The project of going back to the same history again and again makes sense with this in mind. City Boy is a blunt representation of reality; but it’s also a more measured one given that more time has passed since White’s last attempts to write about the period. This is maybe counterintuitive: The Beautiful Room Is Empty (1988) was written at a moment of crisis; while panic about AIDS in the U.S. was calming by the time that The Farewell Symphony appeared in 1997, its repercussions were still being strongly felt. If one were attempting simply to document what was being lost (a charge frequently leveled at autobiographical fiction), it would have made more sense to work in the memoir form then. But obfuscation allows for better representation.

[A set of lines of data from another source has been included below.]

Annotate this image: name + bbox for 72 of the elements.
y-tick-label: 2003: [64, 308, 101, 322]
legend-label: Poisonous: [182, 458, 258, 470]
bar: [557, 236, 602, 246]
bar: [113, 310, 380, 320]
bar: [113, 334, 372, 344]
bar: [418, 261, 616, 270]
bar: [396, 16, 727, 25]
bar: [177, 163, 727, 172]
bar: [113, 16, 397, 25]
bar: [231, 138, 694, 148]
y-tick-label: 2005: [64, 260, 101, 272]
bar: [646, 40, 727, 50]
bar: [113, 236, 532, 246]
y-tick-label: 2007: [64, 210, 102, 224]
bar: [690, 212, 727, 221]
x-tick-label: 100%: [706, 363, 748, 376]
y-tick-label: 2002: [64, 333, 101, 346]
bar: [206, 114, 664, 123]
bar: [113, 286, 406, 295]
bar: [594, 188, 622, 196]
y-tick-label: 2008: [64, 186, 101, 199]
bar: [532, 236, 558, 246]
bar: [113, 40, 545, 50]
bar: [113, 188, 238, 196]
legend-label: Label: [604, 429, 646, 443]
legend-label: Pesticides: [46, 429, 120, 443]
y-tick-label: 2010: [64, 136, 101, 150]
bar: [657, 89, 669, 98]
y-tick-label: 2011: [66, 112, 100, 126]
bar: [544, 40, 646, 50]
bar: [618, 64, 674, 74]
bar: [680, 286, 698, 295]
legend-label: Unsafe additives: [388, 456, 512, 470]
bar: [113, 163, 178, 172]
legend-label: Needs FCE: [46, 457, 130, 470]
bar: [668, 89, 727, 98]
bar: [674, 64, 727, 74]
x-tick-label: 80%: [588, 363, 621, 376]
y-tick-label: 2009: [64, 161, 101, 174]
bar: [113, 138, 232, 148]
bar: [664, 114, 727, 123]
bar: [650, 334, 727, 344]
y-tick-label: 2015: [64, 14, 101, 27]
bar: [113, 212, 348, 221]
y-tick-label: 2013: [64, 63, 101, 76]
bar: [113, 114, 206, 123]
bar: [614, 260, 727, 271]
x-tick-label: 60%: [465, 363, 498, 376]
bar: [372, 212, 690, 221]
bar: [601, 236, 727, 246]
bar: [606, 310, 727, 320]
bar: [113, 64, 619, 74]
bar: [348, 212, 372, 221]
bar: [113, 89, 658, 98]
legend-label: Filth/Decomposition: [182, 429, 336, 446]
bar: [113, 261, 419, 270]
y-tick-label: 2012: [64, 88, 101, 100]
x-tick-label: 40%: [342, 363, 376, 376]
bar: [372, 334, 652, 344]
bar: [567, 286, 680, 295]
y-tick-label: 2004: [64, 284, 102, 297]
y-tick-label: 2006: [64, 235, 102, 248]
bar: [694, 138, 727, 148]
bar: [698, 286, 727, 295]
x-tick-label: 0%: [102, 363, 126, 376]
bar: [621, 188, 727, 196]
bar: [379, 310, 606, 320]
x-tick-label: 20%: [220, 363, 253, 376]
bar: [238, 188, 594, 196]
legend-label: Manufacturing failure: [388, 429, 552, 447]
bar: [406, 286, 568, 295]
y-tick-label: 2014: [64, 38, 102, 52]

A case might be made that one of the most interesting works of fiction in the past few years is White’s contemporary James McCourt’s Now Voyagers, a sequel to Mawrdew Czgowchwz, his novel of gay opera devotees in New York of the 1950s besotted with Irishness. Now Voyagers is an enormous, fantastically intricate book; it’s one of the most explicitly Joycean American novel that I can imagine (and McCourt has promised a sequel). But one senses, reading it, the heartbreaking feeling that this is a book that might never actually find a readership: it’s a document of a vanished age, in a vanishing language. I can sense how well it’s done, but my knowledge (of opera, of Irishness, of gay life in the 1950s) isn’t enough to really understand McCourt on his own terms; I can only admire his language. Now Voyagers is reminiscent of White’s first few novels, especially the elliptical allusions of the first, Forgetting Elena, which seems underrated despite Nabokov’s approval. White seems to have moved in the opposite direction, providing easier ways in to the past. I’m not sure, though, that this is an outright rejection of his earlier experimentation: rather, he’s continuing to play with style across what we think of as fiction and non-fiction.